Example of Forward Chaining
Given a rule-based expert system with 4 rules:
- If A and C Then F
- If A and E Then G
- If B Then E
- If G Then D
Question: Prove If A and B are true, then D is true.
- Start with Rule 1 and proceed forward until a rule “fires.”
- A, B, E, G, and D are eventually added to the database, proving the goal D.
Backward Chaining
- Goal-driven reasoning
- Best applied when trying to find out the reason something has occurred.
- The expert system attempts to satisfy a goal and finds evidence to prove it.
- If evidence is found, the goal is proved; otherwise, backtracking is initiated.
Example of Backward Chaining
Rules:
- If A and C Then E
- If D and C Then F
- If B and E Then F
- If B Then C
- If F Then G
Facts: A is true, B is true
Goal: Prove G
- Start with Rule 5, which has G in its THEN part.
- Set a new sub-goal to prove E (the IF part of Rule 2).
- Continue to prove sub-goals until G is proven or backtracking is initiated.
Exercise: Forward Chaining
Question 1 (a): Run a forward chaining system to determine the health state of a person who eats veal.
Answer: The person is unhealthy. Rules 8, 1, 7 fired.
Question 1 (b): What if you are Catholic, eat poultry, and work 4 hours today? Advise the person on his health situation. Justify your answer.
Answer: The person is healthy. Rules 9, 4, 2, 6 fired.
Question 2: Given rules with conditions and a goal, determine the outcome of the system.
Answer: The system will return “W” as the goal, firing rules 3, 1, 4.
Question 3: Given rules and facts, apply forward chaining to predict the outcome.
Answer: The outcome depends on the specific rules and facts provided.
Exercise: Backward Chaining
Question: Explain how backward chaining works to prove a goal, using examples.
Answer:
- Backward chaining starts with the rule containing the goal.
- It sets up sub-goals to prove the IF part of the rule.
- The knowledge base is searched for rules proving sub-goals.
- The process repeats until the goal is proven or backtracking is initiated.
Example: For the goal G in Rule 5, backward chaining checks rules 4, 2, 3, 1, and backtracks when needed, proving G through the satisfaction of sub-goals.
Conflict Resolution
Conflict in Rule Systems
In rule-based systems, conflicts can arise when multiple rules match the current state of the system. Let’s consider an example:
Rule 1:
IF the traffic-light is green THEN the action is go
Rule 2:
IF the traffic-light is red THEN the action is stop
Rule 3:
IF the traffic-light is red THEN the action is go
In this case, both Rule 2 and Rule 3 have the same IF-part, leading to a conflict when the traffic light is red. We need a way to resolve such conflicts and decide which rule to execute.

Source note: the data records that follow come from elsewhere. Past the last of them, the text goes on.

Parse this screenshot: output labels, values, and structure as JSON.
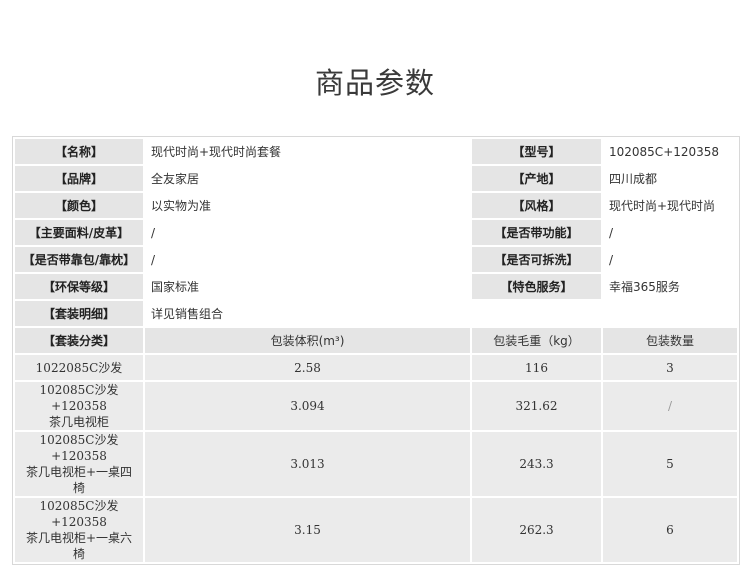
{
  "page": {
    "title": "商品参数"
  },
  "params": [
    [
      {
        "label": "【名称】",
        "value": "现代时尚+现代时尚套餐"
      },
      {
        "label": "【型号】",
        "value": "102085C+120358"
      }
    ],
    [
      {
        "label": "【品牌】",
        "value": "全友家居"
      },
      {
        "label": "【产地】",
        "value": "四川成都"
      }
    ],
    [
      {
        "label": "【颜色】",
        "value": "以实物为准"
      },
      {
        "label": "【风格】",
        "value": "现代时尚+现代时尚"
      }
    ],
    [
      {
        "label": "【主要面料/皮革】",
        "value": "/"
      },
      {
        "label": "【是否带功能】",
        "value": "/"
      }
    ],
    [
      {
        "label": "【是否带靠包/靠枕】",
        "value": "/"
      },
      {
        "label": "【是否可拆洗】",
        "value": "/"
      }
    ],
    [
      {
        "label": "【环保等级】",
        "value": "国家标准"
      },
      {
        "label": "【特色服务】",
        "value": "幸福365服务"
      }
    ]
  ],
  "set_detail": {
    "label": "【套装明细】",
    "value": "详见销售组合"
  },
  "set_table": {
    "headers": [
      "【套装分类】",
      "包装体积(m³)",
      "包装毛重（kg）",
      "包装数量"
    ],
    "rows": [
      {
        "name_line1": "1022085C沙发",
        "name_line2": "",
        "volume": "2.58",
        "weight": "116",
        "qty": "3"
      },
      {
        "name_line1": "102085C沙发+120358",
        "name_line2": "茶几电视柜",
        "volume": "3.094",
        "weight": "321.62",
        "qty": "/"
      },
      {
        "name_line1": "102085C沙发+120358",
        "name_line2": "茶几电视柜+一桌四椅",
        "volume": "3.013",
        "weight": "243.3",
        "qty": "5"
      },
      {
        "name_line1": "102085C沙发+120358",
        "name_line2": "茶几电视柜+一桌六椅",
        "volume": "3.15",
        "weight": "262.3",
        "qty": "6"
      }
    ]
  }
}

Methods for Conflict Resolution
- Fire Rule with Highest Priority:
- Assign priorities to rules, and the one with the highest priority is selected for execution.

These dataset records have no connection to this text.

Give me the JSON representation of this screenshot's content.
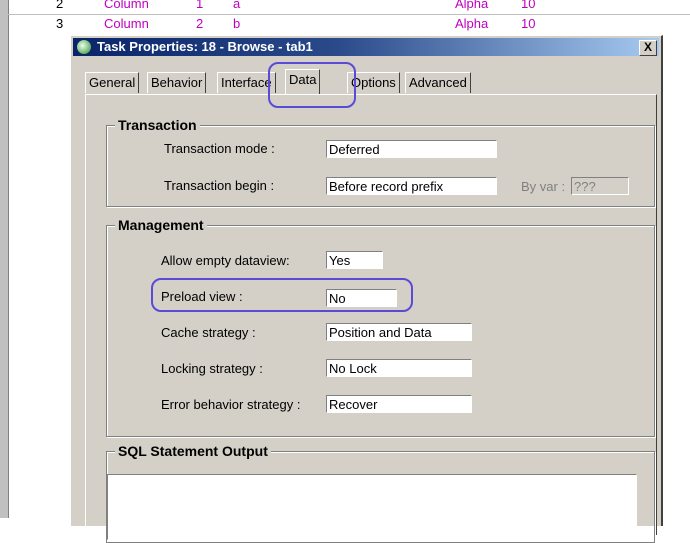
{
  "background_rows": [
    {
      "num": "2",
      "name": "Column",
      "n": "1",
      "letter": "a",
      "type": "Alpha",
      "size": "10"
    },
    {
      "num": "3",
      "name": "Column",
      "n": "2",
      "letter": "b",
      "type": "Alpha",
      "size": "10"
    }
  ],
  "dialog": {
    "title": "Task Properties: 18 -  Browse - tab1",
    "close_label": "X"
  },
  "tabs": [
    "General",
    "Behavior",
    "Interface",
    "Data",
    "Options",
    "Advanced"
  ],
  "active_tab": "Data",
  "transaction": {
    "title": "Transaction",
    "mode_label": "Transaction mode :",
    "mode_value": "Deferred",
    "begin_label": "Transaction begin :",
    "begin_value": "Before record prefix",
    "byvar_label": "By var :",
    "byvar_value": "???"
  },
  "management": {
    "title": "Management",
    "allow_empty_label": "Allow empty dataview:",
    "allow_empty_value": "Yes",
    "preload_label": "Preload view :",
    "preload_value": "No",
    "cache_label": "Cache strategy :",
    "cache_value": "Position and Data",
    "locking_label": "Locking strategy :",
    "locking_value": "No Lock",
    "error_label": "Error behavior strategy :",
    "error_value": "Recover"
  },
  "sql": {
    "title": "SQL Statement Output"
  },
  "colors": {
    "title_start": "#0a246a",
    "title_end": "#a6caf0",
    "face": "#d4d0c8",
    "highlight": "#5a4ad6",
    "grid_text": "#c000c0"
  }
}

- Longest Matching Strategy:
- Choose the rule with the longest matching sequence in its IF-part. This strategy provides more specificity.
- Most Recently Entered Data:
- Select the rule based on the most recently entered or updated data. This approach considers the freshness of information.

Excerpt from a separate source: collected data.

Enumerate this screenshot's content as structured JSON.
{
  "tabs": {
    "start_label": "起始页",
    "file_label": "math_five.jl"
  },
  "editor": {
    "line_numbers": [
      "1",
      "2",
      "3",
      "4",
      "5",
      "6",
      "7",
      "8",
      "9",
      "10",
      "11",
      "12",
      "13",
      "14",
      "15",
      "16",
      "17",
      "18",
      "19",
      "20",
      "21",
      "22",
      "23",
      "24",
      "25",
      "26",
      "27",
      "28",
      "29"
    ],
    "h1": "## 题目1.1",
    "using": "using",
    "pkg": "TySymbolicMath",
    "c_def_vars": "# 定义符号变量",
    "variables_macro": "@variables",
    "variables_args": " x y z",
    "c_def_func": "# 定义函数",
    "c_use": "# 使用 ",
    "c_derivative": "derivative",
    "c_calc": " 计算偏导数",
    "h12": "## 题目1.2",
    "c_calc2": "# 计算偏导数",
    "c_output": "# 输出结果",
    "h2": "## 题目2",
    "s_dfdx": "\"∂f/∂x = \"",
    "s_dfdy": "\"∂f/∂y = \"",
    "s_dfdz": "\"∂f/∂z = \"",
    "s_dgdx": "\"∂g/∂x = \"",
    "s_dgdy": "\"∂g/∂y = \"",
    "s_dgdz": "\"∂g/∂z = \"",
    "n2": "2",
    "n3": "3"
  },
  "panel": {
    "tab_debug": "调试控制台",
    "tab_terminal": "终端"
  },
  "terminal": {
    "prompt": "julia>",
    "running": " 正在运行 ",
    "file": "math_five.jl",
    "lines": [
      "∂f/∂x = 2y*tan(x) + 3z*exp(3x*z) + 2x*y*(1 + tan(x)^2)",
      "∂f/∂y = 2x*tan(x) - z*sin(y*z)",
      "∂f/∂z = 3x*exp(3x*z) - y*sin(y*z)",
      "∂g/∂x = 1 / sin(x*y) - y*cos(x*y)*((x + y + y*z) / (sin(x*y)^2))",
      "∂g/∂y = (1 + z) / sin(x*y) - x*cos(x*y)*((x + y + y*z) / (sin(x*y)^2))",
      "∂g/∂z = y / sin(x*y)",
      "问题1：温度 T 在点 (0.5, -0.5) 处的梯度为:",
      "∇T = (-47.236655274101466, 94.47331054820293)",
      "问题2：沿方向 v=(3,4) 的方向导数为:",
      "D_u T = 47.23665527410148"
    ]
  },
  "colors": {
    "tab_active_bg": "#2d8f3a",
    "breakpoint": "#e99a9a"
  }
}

Example of Conflict Resolution
Suppose we have rules:
- Rule 1: IF X is true AND B is true AND E is true THEN Y is true
- Rule 2: IF Y is true AND D is true THEN Z is true
- Rule 3: IF A is true THEN X is true
- Rule 4: IF Y is true AND C is true THEN W is true
Suppose A, B, and E are true. Which rule should the system choose?
- Using the longest matching strategy, the system would choose Rule 1 since it has the longest matching sequence.
- If the system uses the most recently entered data approach, it would consider the freshness of the data.
Importance of Conflict Resolution
Conflict resolution is crucial for ensuring the proper functioning of rule-based systems. It helps in making decisions when there are multiple rules that could potentially be applied to a given situation. The choice of conflict resolution method depends on the specific requirements and characteristics of the application.